One of the jobs of the immune system is to patrol the body looking for foreign invaders that are then disposed of. When tumor cells arise, they are often "marked for death" because they have special molecules on the surface called antigens. The immune system recognizes these antigens and then destroys the tumor cell.

But cancer cells can be crafty. Some of them are able to hide from the immune system because they produce chemicals that can shut the immune response down. The chemicals disable a component of the immune system called T cells.

So scientists designed a vaccine to block the activity of those disabling chemicals. This allows the T cells to rev into gear and destroy the tumor cells. A vaccine has to be created for each individual because everyone's cancer cells are different.

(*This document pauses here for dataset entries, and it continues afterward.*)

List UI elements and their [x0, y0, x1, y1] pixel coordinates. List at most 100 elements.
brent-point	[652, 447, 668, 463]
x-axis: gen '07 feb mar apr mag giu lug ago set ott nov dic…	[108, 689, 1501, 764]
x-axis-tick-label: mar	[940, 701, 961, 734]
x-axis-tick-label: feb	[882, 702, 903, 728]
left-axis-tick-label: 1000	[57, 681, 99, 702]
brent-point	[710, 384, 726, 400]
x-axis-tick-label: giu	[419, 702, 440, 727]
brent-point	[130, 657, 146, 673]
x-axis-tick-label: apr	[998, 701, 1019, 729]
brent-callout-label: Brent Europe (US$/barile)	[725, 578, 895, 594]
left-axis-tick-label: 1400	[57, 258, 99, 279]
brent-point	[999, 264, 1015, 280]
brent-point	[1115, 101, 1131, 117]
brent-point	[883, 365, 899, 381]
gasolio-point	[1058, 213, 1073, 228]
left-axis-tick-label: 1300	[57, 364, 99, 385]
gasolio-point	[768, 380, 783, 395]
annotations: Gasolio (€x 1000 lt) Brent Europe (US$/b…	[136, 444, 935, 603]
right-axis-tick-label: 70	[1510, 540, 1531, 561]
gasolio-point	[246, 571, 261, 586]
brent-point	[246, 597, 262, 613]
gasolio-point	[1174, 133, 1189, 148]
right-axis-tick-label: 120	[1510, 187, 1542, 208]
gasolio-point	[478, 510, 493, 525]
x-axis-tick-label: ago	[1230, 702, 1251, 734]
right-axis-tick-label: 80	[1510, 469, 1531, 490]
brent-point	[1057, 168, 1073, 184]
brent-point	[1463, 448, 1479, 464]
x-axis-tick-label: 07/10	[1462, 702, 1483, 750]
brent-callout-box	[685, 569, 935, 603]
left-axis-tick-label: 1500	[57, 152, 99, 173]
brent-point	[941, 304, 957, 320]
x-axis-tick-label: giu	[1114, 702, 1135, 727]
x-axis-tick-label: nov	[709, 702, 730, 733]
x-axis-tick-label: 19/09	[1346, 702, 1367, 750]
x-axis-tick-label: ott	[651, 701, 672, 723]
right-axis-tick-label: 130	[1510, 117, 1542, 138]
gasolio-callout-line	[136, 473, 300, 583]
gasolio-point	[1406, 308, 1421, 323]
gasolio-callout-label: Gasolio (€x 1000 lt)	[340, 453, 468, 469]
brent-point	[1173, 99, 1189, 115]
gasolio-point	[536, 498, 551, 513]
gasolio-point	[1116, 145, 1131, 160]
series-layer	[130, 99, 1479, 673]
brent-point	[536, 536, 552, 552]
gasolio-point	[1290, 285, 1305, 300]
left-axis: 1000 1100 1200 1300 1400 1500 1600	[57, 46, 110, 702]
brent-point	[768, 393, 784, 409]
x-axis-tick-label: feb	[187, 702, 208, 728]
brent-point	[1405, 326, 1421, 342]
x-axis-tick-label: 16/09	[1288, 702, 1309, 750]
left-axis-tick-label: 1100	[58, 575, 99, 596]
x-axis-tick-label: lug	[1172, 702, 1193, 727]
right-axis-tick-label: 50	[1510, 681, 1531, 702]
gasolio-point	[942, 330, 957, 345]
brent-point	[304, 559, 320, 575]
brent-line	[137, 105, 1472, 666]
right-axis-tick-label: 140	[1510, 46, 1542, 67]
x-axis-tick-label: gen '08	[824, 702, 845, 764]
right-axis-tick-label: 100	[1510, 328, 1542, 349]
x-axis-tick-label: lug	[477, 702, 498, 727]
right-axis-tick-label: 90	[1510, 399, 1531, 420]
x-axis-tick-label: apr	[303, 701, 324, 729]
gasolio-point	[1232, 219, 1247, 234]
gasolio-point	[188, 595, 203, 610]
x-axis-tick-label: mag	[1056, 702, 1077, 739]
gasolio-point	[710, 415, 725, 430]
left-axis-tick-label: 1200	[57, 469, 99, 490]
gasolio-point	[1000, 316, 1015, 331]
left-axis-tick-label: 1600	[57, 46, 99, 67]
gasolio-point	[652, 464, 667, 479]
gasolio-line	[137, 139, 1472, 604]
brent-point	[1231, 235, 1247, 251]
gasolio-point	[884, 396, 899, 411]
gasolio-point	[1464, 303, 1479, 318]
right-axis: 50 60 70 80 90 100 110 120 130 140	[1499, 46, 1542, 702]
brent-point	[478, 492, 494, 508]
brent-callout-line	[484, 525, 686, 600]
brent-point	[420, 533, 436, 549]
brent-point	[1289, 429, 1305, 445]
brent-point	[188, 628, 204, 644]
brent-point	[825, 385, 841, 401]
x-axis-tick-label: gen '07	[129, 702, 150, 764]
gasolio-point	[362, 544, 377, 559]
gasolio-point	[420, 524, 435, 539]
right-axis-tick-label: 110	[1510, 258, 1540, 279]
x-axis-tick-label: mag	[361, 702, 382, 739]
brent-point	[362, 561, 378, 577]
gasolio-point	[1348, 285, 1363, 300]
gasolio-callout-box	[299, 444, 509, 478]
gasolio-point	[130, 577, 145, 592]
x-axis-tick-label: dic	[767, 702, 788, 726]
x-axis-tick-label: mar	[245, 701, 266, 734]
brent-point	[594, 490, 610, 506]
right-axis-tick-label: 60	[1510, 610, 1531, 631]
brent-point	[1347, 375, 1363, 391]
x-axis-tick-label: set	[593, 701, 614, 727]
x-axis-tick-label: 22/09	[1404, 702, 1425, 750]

"The concept is that, if we engage the immune system to attack the cancer, the immune system has the ability to remember, it has memory," Antoni Ribas, Professor of Medicine and director of the Tumor Immunology Program at the Johnson Cancer Center at UCLA, told Sputnik. Ribas was one of the doctors who carried out some of the cancer vaccine experiments. "That would lead to a long-lasting response, which is the feature that's important."

In one experiment, mice with an advanced form of muscle cancer were given a vaccine tailored to their specific tumor type. Astonishingly, the immune systems of the animals responded by obliterating the cancer in 90% of the mice that were treated.

"This is proof that personalized cancer vaccines can be very powerful and need to be applied to human cancers now", said Dr. Robert Schreiber of the Washington University School of Medicine, one of the lead authors of the study.

As knowledge of what makes the immune system tick continues to improve, the effectiveness of using the body's own defenses to fight cancer is likely to make treatment outcomes better.